La ministre des Finances, Chrystia Freeland, a présenté le budget du Canada 2024 — son quatrième — à la Chambre des communes le 16 avril dernier.
Peu d’intervenants s’attendaient à des investissements substantiels en agriculture, même si les besoins sont grands. Lors des consultations prébudgétaires, nous avons insisté sur l’endettement croissant du secteur agricole canadien (+93,5 % entre 2012 et 2022), en raison notamment de l’augmentation du prix des terres et des investissements requis pour se conformer aux attentes sociétales. La hausse rapide et importante des taux d’intérêt (+5% depuis 2022) exerce donc une pression grandissante sur les dépenses d’intérêts (environ 1,3 G$, à terme, par hausse de 1 %, soit 6,5 % du revenu net du secteur agricole canadien en 2022). Par ailleurs, les dépenses totales des exploitations agricoles ont augmenté de 19,9 % en 2022, la plus forte hausse depuis 1979 (+21,1 %).
Les prévisions d’Agriculture et Agroalimentaire Canada (AAC), diffusées en février dernier, confirmaient par ailleurs que le revenu net total du secteur agricole canadien a chuté de 43,5 % en 2023 et diminuera de 11,5 % cette année. En clair, des milliers d’entreprises agricoles du Nouveau-Brunswick (-50,7 % en 2023), du Québec (-49,2 % en 2023; -86,5 % en 2024), de l’Ontario (-39,6 % en 2024), du Manitoba (-33,6 % en 2023, -26 % en 2024), de la Saskatchewan (-46,6 % en 2023) et de l’Alberta (-63,4 % en 2023) vivent de façon particulièrement difficile le contexte économique actuel, mettant en péril non seulement leur pérennité à très court terme, mais aussi la sécurité alimentaire des Canadiennes et des Canadiens.
Pour toutes ces raisons, nous recommandions une aide spéciale au secteur agricole, plus fortement capitalisé que d’autres secteurs économiques et donc plus à risque face à la flambée des taux.
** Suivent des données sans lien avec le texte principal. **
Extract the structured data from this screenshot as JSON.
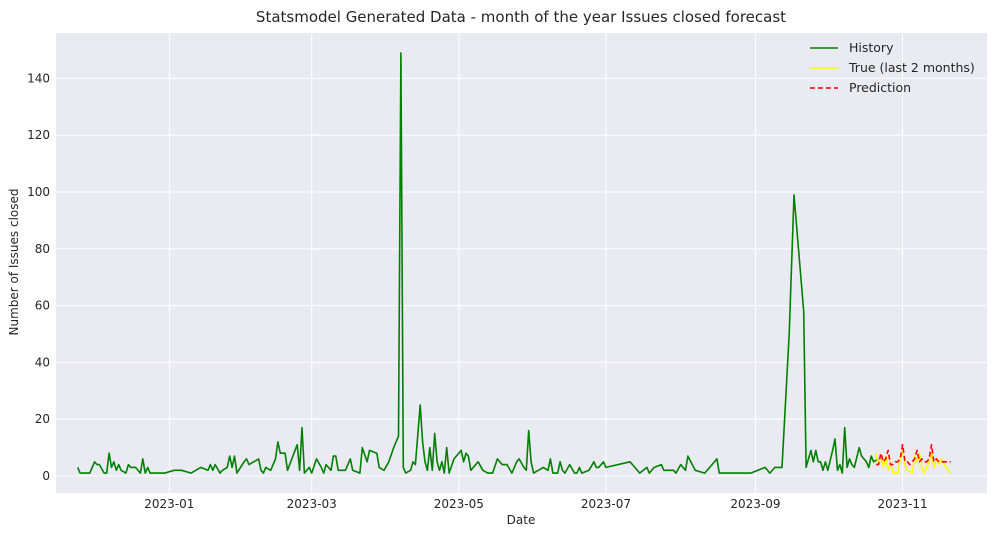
{
  "chart_data": {
    "type": "line",
    "title": "Statsmodel Generated Data - month of the year Issues closed forecast",
    "xlabel": "Date",
    "ylabel": "Number of Issues closed",
    "x_ticks": [
      "2023-01",
      "2023-03",
      "2023-05",
      "2023-07",
      "2023-09",
      "2023-11"
    ],
    "y_ticks": [
      0,
      20,
      40,
      60,
      80,
      100,
      120,
      140
    ],
    "xlim": [
      "2022-11-15",
      "2023-12-06"
    ],
    "ylim": [
      -6,
      156
    ],
    "grid": true,
    "legend_position": "top-right",
    "series": [
      {
        "name": "History",
        "color": "#008000",
        "dash": "solid",
        "points": [
          [
            "2022-11-24",
            3
          ],
          [
            "2022-11-25",
            1
          ],
          [
            "2022-11-29",
            1
          ],
          [
            "2022-12-01",
            5
          ],
          [
            "2022-12-02",
            4
          ],
          [
            "2022-12-03",
            4
          ],
          [
            "2022-12-05",
            1
          ],
          [
            "2022-12-06",
            1
          ],
          [
            "2022-12-07",
            8
          ],
          [
            "2022-12-08",
            3
          ],
          [
            "2022-12-09",
            5
          ],
          [
            "2022-12-10",
            2
          ],
          [
            "2022-12-11",
            4
          ],
          [
            "2022-12-12",
            2
          ],
          [
            "2022-12-14",
            1
          ],
          [
            "2022-12-15",
            4
          ],
          [
            "2022-12-16",
            3
          ],
          [
            "2022-12-18",
            3
          ],
          [
            "2022-12-20",
            1
          ],
          [
            "2022-12-21",
            6
          ],
          [
            "2022-12-22",
            1
          ],
          [
            "2022-12-23",
            3
          ],
          [
            "2022-12-24",
            1
          ],
          [
            "2022-12-30",
            1
          ],
          [
            "2023-01-03",
            2
          ],
          [
            "2023-01-06",
            2
          ],
          [
            "2023-01-10",
            1
          ],
          [
            "2023-01-14",
            3
          ],
          [
            "2023-01-17",
            2
          ],
          [
            "2023-01-18",
            4
          ],
          [
            "2023-01-19",
            2
          ],
          [
            "2023-01-20",
            4
          ],
          [
            "2023-01-22",
            1
          ],
          [
            "2023-01-23",
            2
          ],
          [
            "2023-01-25",
            3
          ],
          [
            "2023-01-26",
            7
          ],
          [
            "2023-01-27",
            3
          ],
          [
            "2023-01-28",
            7
          ],
          [
            "2023-01-29",
            1
          ],
          [
            "2023-02-01",
            5
          ],
          [
            "2023-02-02",
            6
          ],
          [
            "2023-02-03",
            4
          ],
          [
            "2023-02-07",
            6
          ],
          [
            "2023-02-08",
            2
          ],
          [
            "2023-02-09",
            1
          ],
          [
            "2023-02-10",
            3
          ],
          [
            "2023-02-12",
            2
          ],
          [
            "2023-02-14",
            6
          ],
          [
            "2023-02-15",
            12
          ],
          [
            "2023-02-16",
            8
          ],
          [
            "2023-02-18",
            8
          ],
          [
            "2023-02-19",
            2
          ],
          [
            "2023-02-23",
            11
          ],
          [
            "2023-02-24",
            2
          ],
          [
            "2023-02-25",
            17
          ],
          [
            "2023-02-26",
            1
          ],
          [
            "2023-02-27",
            2
          ],
          [
            "2023-02-28",
            3
          ],
          [
            "2023-03-01",
            1
          ],
          [
            "2023-03-03",
            6
          ],
          [
            "2023-03-05",
            3
          ],
          [
            "2023-03-06",
            1
          ],
          [
            "2023-03-07",
            4
          ],
          [
            "2023-03-09",
            2
          ],
          [
            "2023-03-10",
            7
          ],
          [
            "2023-03-11",
            7
          ],
          [
            "2023-03-12",
            2
          ],
          [
            "2023-03-15",
            2
          ],
          [
            "2023-03-17",
            6
          ],
          [
            "2023-03-18",
            2
          ],
          [
            "2023-03-21",
            1
          ],
          [
            "2023-03-22",
            10
          ],
          [
            "2023-03-24",
            5
          ],
          [
            "2023-03-25",
            9
          ],
          [
            "2023-03-28",
            8
          ],
          [
            "2023-03-29",
            3
          ],
          [
            "2023-03-31",
            2
          ],
          [
            "2023-04-02",
            5
          ],
          [
            "2023-04-04",
            10
          ],
          [
            "2023-04-06",
            14
          ],
          [
            "2023-04-07",
            149
          ],
          [
            "2023-04-08",
            3
          ],
          [
            "2023-04-09",
            1
          ],
          [
            "2023-04-11",
            2
          ],
          [
            "2023-04-12",
            5
          ],
          [
            "2023-04-13",
            4
          ],
          [
            "2023-04-15",
            25
          ],
          [
            "2023-04-16",
            12
          ],
          [
            "2023-04-17",
            5
          ],
          [
            "2023-04-18",
            2
          ],
          [
            "2023-04-19",
            10
          ],
          [
            "2023-04-20",
            2
          ],
          [
            "2023-04-21",
            15
          ],
          [
            "2023-04-22",
            5
          ],
          [
            "2023-04-23",
            2
          ],
          [
            "2023-04-24",
            5
          ],
          [
            "2023-04-25",
            1
          ],
          [
            "2023-04-26",
            10
          ],
          [
            "2023-04-27",
            1
          ],
          [
            "2023-04-29",
            6
          ],
          [
            "2023-05-02",
            9
          ],
          [
            "2023-05-03",
            5
          ],
          [
            "2023-05-04",
            8
          ],
          [
            "2023-05-05",
            7
          ],
          [
            "2023-05-06",
            2
          ],
          [
            "2023-05-09",
            5
          ],
          [
            "2023-05-11",
            2
          ],
          [
            "2023-05-13",
            1
          ],
          [
            "2023-05-15",
            1
          ],
          [
            "2023-05-17",
            6
          ],
          [
            "2023-05-19",
            4
          ],
          [
            "2023-05-21",
            4
          ],
          [
            "2023-05-23",
            1
          ],
          [
            "2023-05-25",
            5
          ],
          [
            "2023-05-26",
            6
          ],
          [
            "2023-05-28",
            3
          ],
          [
            "2023-05-29",
            2
          ],
          [
            "2023-05-30",
            16
          ],
          [
            "2023-05-31",
            5
          ],
          [
            "2023-06-01",
            1
          ],
          [
            "2023-06-03",
            2
          ],
          [
            "2023-06-05",
            3
          ],
          [
            "2023-06-07",
            2
          ],
          [
            "2023-06-08",
            6
          ],
          [
            "2023-06-09",
            1
          ],
          [
            "2023-06-11",
            1
          ],
          [
            "2023-06-12",
            5
          ],
          [
            "2023-06-13",
            2
          ],
          [
            "2023-06-14",
            1
          ],
          [
            "2023-06-16",
            4
          ],
          [
            "2023-06-18",
            1
          ],
          [
            "2023-06-19",
            1
          ],
          [
            "2023-06-20",
            3
          ],
          [
            "2023-06-21",
            1
          ],
          [
            "2023-06-24",
            2
          ],
          [
            "2023-06-26",
            5
          ],
          [
            "2023-06-27",
            3
          ],
          [
            "2023-06-28",
            3
          ],
          [
            "2023-06-30",
            5
          ],
          [
            "2023-07-01",
            3
          ],
          [
            "2023-07-11",
            5
          ],
          [
            "2023-07-13",
            3
          ],
          [
            "2023-07-15",
            1
          ],
          [
            "2023-07-18",
            3
          ],
          [
            "2023-07-19",
            1
          ],
          [
            "2023-07-21",
            3
          ],
          [
            "2023-07-24",
            4
          ],
          [
            "2023-07-25",
            2
          ],
          [
            "2023-07-27",
            2
          ],
          [
            "2023-07-29",
            2
          ],
          [
            "2023-07-30",
            1
          ],
          [
            "2023-08-01",
            4
          ],
          [
            "2023-08-03",
            2
          ],
          [
            "2023-08-04",
            7
          ],
          [
            "2023-08-07",
            2
          ],
          [
            "2023-08-11",
            1
          ],
          [
            "2023-08-16",
            6
          ],
          [
            "2023-08-17",
            1
          ],
          [
            "2023-08-30",
            1
          ],
          [
            "2023-09-05",
            3
          ],
          [
            "2023-09-07",
            1
          ],
          [
            "2023-09-09",
            3
          ],
          [
            "2023-09-12",
            3
          ],
          [
            "2023-09-15",
            50
          ],
          [
            "2023-09-17",
            99
          ],
          [
            "2023-09-21",
            58
          ],
          [
            "2023-09-22",
            3
          ],
          [
            "2023-09-24",
            9
          ],
          [
            "2023-09-25",
            5
          ],
          [
            "2023-09-26",
            9
          ],
          [
            "2023-09-27",
            5
          ],
          [
            "2023-09-28",
            5
          ],
          [
            "2023-09-29",
            2
          ],
          [
            "2023-09-30",
            5
          ],
          [
            "2023-10-01",
            2
          ],
          [
            "2023-10-03",
            9
          ],
          [
            "2023-10-04",
            13
          ],
          [
            "2023-10-05",
            2
          ],
          [
            "2023-10-06",
            4
          ],
          [
            "2023-10-07",
            1
          ],
          [
            "2023-10-08",
            17
          ],
          [
            "2023-10-09",
            3
          ],
          [
            "2023-10-10",
            6
          ],
          [
            "2023-10-11",
            4
          ],
          [
            "2023-10-12",
            3
          ],
          [
            "2023-10-14",
            10
          ],
          [
            "2023-10-15",
            7
          ],
          [
            "2023-10-17",
            5
          ],
          [
            "2023-10-18",
            3
          ],
          [
            "2023-10-19",
            7
          ],
          [
            "2023-10-20",
            5
          ],
          [
            "2023-10-22",
            6
          ]
        ]
      },
      {
        "name": "True (last 2 months)",
        "color": "#ffff00",
        "dash": "solid",
        "points": [
          [
            "2023-10-21",
            8
          ],
          [
            "2023-10-22",
            4
          ],
          [
            "2023-10-23",
            7
          ],
          [
            "2023-10-24",
            3
          ],
          [
            "2023-10-25",
            7
          ],
          [
            "2023-10-26",
            2
          ],
          [
            "2023-10-27",
            5
          ],
          [
            "2023-10-28",
            1
          ],
          [
            "2023-10-30",
            1
          ],
          [
            "2023-10-31",
            6
          ],
          [
            "2023-11-01",
            9
          ],
          [
            "2023-11-02",
            4
          ],
          [
            "2023-11-03",
            2
          ],
          [
            "2023-11-05",
            1
          ],
          [
            "2023-11-06",
            7
          ],
          [
            "2023-11-07",
            5
          ],
          [
            "2023-11-08",
            8
          ],
          [
            "2023-11-09",
            3
          ],
          [
            "2023-11-10",
            1
          ],
          [
            "2023-11-12",
            5
          ],
          [
            "2023-11-13",
            8
          ],
          [
            "2023-11-14",
            3
          ],
          [
            "2023-11-15",
            6
          ],
          [
            "2023-11-16",
            4
          ],
          [
            "2023-11-17",
            6
          ],
          [
            "2023-11-19",
            3
          ],
          [
            "2023-11-21",
            1
          ]
        ]
      },
      {
        "name": "Prediction",
        "color": "#ff0000",
        "dash": "dashed",
        "points": [
          [
            "2023-10-21",
            4
          ],
          [
            "2023-10-22",
            4
          ],
          [
            "2023-10-23",
            8
          ],
          [
            "2023-10-24",
            5
          ],
          [
            "2023-10-25",
            6
          ],
          [
            "2023-10-26",
            9
          ],
          [
            "2023-10-27",
            4
          ],
          [
            "2023-10-28",
            4
          ],
          [
            "2023-10-29",
            5
          ],
          [
            "2023-10-30",
            5
          ],
          [
            "2023-10-31",
            6
          ],
          [
            "2023-11-01",
            11
          ],
          [
            "2023-11-02",
            5
          ],
          [
            "2023-11-03",
            5
          ],
          [
            "2023-11-04",
            4
          ],
          [
            "2023-11-05",
            5
          ],
          [
            "2023-11-06",
            6
          ],
          [
            "2023-11-07",
            9
          ],
          [
            "2023-11-08",
            5
          ],
          [
            "2023-11-09",
            6
          ],
          [
            "2023-11-10",
            5
          ],
          [
            "2023-11-11",
            5
          ],
          [
            "2023-11-12",
            6
          ],
          [
            "2023-11-13",
            11
          ],
          [
            "2023-11-14",
            5
          ],
          [
            "2023-11-15",
            6
          ],
          [
            "2023-11-16",
            5
          ],
          [
            "2023-11-17",
            5
          ],
          [
            "2023-11-19",
            5
          ],
          [
            "2023-11-21",
            5
          ]
        ]
      }
    ]
  }
}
Nous avons aussi suggéré des investissements supplémentaires en agroenvironnement, la mise en œuvre de pratiques encore plus durables entraînant des coûts importants pour les entreprises. Des investissements supplémentaires, comparables à ceux dont bénéficient nos principaux compétiteurs, étaient aussi nécessaires afin de respecter les cibles de la Stratégie pour une agriculture durable. Aux États-Unis (Conservation Programs), l’aide directe aux initiatives agroenvironnementales représente environ 0,8 % des recettes monétaires agricoles. Pour obtenir un appui équivalent, plus de 600 M$ devraient être accordés chaque année aux entreprises agricoles canadiennes.
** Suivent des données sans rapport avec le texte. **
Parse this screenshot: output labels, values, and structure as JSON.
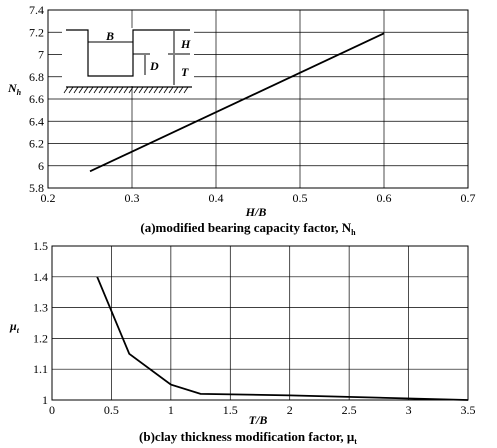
{
  "chart_data": [
    {
      "type": "line",
      "title": "",
      "caption": "(a)modified bearing capacity factor, N",
      "caption_sub": "h",
      "xlabel": "H/B",
      "ylabel": "N",
      "ylabel_sub": "h",
      "xlim": [
        0.2,
        0.7
      ],
      "ylim": [
        5.8,
        7.4
      ],
      "xticks": [
        0.2,
        0.3,
        0.4,
        0.5,
        0.6,
        0.7
      ],
      "yticks": [
        5.8,
        6,
        6.2,
        6.4,
        6.6,
        6.8,
        7,
        7.2,
        7.4
      ],
      "grid": true,
      "series": [
        {
          "x": [
            0.25,
            0.6
          ],
          "y": [
            5.95,
            7.19
          ]
        }
      ],
      "inset_labels": {
        "B": "B",
        "H": "H",
        "D": "D",
        "T": "T"
      }
    },
    {
      "type": "line",
      "title": "",
      "caption": "(b)clay thickness modification factor, μ",
      "caption_sub": "t",
      "xlabel": "T/B",
      "ylabel": "μ",
      "ylabel_sub": "t",
      "xlim": [
        0,
        3.5
      ],
      "ylim": [
        1,
        1.5
      ],
      "xticks": [
        0,
        0.5,
        1,
        1.5,
        2,
        2.5,
        3,
        3.5
      ],
      "yticks": [
        1,
        1.1,
        1.2,
        1.3,
        1.4,
        1.5
      ],
      "grid": true,
      "series": [
        {
          "x": [
            0.38,
            0.65,
            1.0,
            1.25,
            2.0,
            3.5
          ],
          "y": [
            1.4,
            1.15,
            1.05,
            1.02,
            1.015,
            1.0
          ]
        }
      ]
    }
  ]
}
Les recommandations de la Fédération canadienne de l’agriculture (FCA) allaient dans le même sens. Le gouvernement canadien devait aider à gérer l’augmentation des coûts de production, améliorer les programmes de gestion des risques, réduire les fardeaux réglementaires et fiscaux qui nuisent à la compétitivité, promouvoir une croissance stable et durable et soutenir les jeunes de la relève.
Le gouvernement canadien a partiellement donné suite à nos demandes ainsi qu’à celles de la FCA en ce qui concerne le plafond de 250 000 $ de la partie sans intérêt du Programme de paiements anticipés, comme annoncé récemment par AAC. Pour le reste, il a préféré concentrer ses nouvelles dépenses (53 G$ de 2024-2025 à 2028-2029) sur d’autres enjeux, comme la construction de logements, la défense et la réduction du coût de la vie.
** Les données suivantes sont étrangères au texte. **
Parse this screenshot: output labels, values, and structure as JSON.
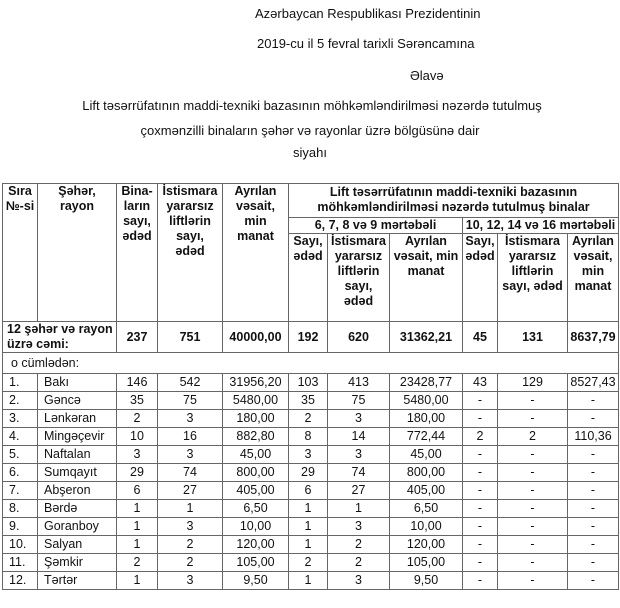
{
  "header": {
    "line1": "Azərbaycan Respublikası Prezidentinin",
    "line2": "2019-cu il 5  fevral tarixli Sərəncamına",
    "line3": "Əlavə"
  },
  "title": {
    "line1": "Lift təsərrüfatının maddi-texniki bazasının möhkəmləndirilməsi nəzərdə tutulmuş",
    "line2": "çoxmənzilli binaların şəhər və rayonlar üzrə bölgüsünə dair",
    "line3": "siyahı"
  },
  "table": {
    "headers": {
      "no": "Sıra №-si",
      "city": "Şəhər, rayon",
      "buildings": "Bina-ların sayı, ədəd",
      "lifts": "İstismara yararsız liftlərin sayı, ədəd",
      "funds": "Ayrılan vəsait, min manat",
      "group": "Lift təsərrüfatının maddi-texniki bazasının möhkəmləndirilməsi nəzərdə tutulmuş binalar",
      "sub1": "6, 7, 8 və 9 mərtəbəli",
      "sub2": "10, 12, 14 və 16 mərtəbəli",
      "count": "Sayı, ədəd",
      "sub_lifts": "İstismara yararsız liftlərin sayı, ədəd",
      "sub_funds": "Ayrılan vəsait, min manat"
    },
    "total": {
      "label": "12 şəhər və rayon üzrə cəmi:",
      "values": [
        "237",
        "751",
        "40000,00",
        "192",
        "620",
        "31362,21",
        "45",
        "131",
        "8637,79"
      ]
    },
    "including": "o cümlədən:",
    "rows": [
      [
        "1.",
        "Bakı",
        "146",
        "542",
        "31956,20",
        "103",
        "413",
        "23428,77",
        "43",
        "129",
        "8527,43"
      ],
      [
        "2.",
        "Gəncə",
        "35",
        "75",
        "5480,00",
        "35",
        "75",
        "5480,00",
        "-",
        "-",
        "-"
      ],
      [
        "3.",
        "Lənkəran",
        "2",
        "3",
        "180,00",
        "2",
        "3",
        "180,00",
        "-",
        "-",
        "-"
      ],
      [
        "4.",
        "Mingəçevir",
        "10",
        "16",
        "882,80",
        "8",
        "14",
        "772,44",
        "2",
        "2",
        "110,36"
      ],
      [
        "5.",
        "Naftalan",
        "3",
        "3",
        "45,00",
        "3",
        "3",
        "45,00",
        "-",
        "-",
        "-"
      ],
      [
        "6.",
        "Sumqayıt",
        "29",
        "74",
        "800,00",
        "29",
        "74",
        "800,00",
        "-",
        "-",
        "-"
      ],
      [
        "7.",
        "Abşeron",
        "6",
        "27",
        "405,00",
        "6",
        "27",
        "405,00",
        "-",
        "-",
        "-"
      ],
      [
        "8.",
        "Bərdə",
        "1",
        "1",
        "6,50",
        "1",
        "1",
        "6,50",
        "-",
        "-",
        "-"
      ],
      [
        "9.",
        "Goranboy",
        "1",
        "3",
        "10,00",
        "1",
        "3",
        "10,00",
        "-",
        "-",
        "-"
      ],
      [
        "10.",
        "Salyan",
        "1",
        "2",
        "120,00",
        "1",
        "2",
        "120,00",
        "-",
        "-",
        "-"
      ],
      [
        "11.",
        "Şəmkir",
        "2",
        "2",
        "105,00",
        "2",
        "2",
        "105,00",
        "-",
        "-",
        "-"
      ],
      [
        "12.",
        "Tərtər",
        "1",
        "3",
        "9,50",
        "1",
        "3",
        "9,50",
        "-",
        "-",
        "-"
      ]
    ]
  }
}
La réponse du gouvernement canadien aux appels répétés du secteur agricole, compte tenu du contexte difficile, s’avère de plus en plus difficile à justifier. D’autant plus que l’absence d’investissements significatifs, année après année, n’est pas comblée par des actions législatives ou réglementaires favorisant la compétitivité des entreprises agricoles canadiennes (exemple : réciprocité des normes pour les produits importés).
Rappelons que l’agriculture et la transformation des aliments et des boissons jouent un rôle crucial dans l’univers économique canadien (3,4 % du PIB, 573 100 emplois). Le budget 2024 était une belle occasion, pour la ministre Freeland, de transmettre un signal fort à un secteur économique stratégique pour l’économie canadienne.
Ajoutons que la responsabilité de venir en aide au secteur agricole n’incombe pas uniquement aux gouvernements des provinces. L’inflation, l’augmentation des coûts de production et l’endettement touchent l’ensemble des fermes au pays. Il appartenait donc au gouvernement canadien d’aller au-delà de sa participation habituelle au financement des programmes fédéraux et provinciaux. Bref, un rendez-vous manqué qui confirme que l’agriculture, à Ottawa, est loin d’être une priorité nationale.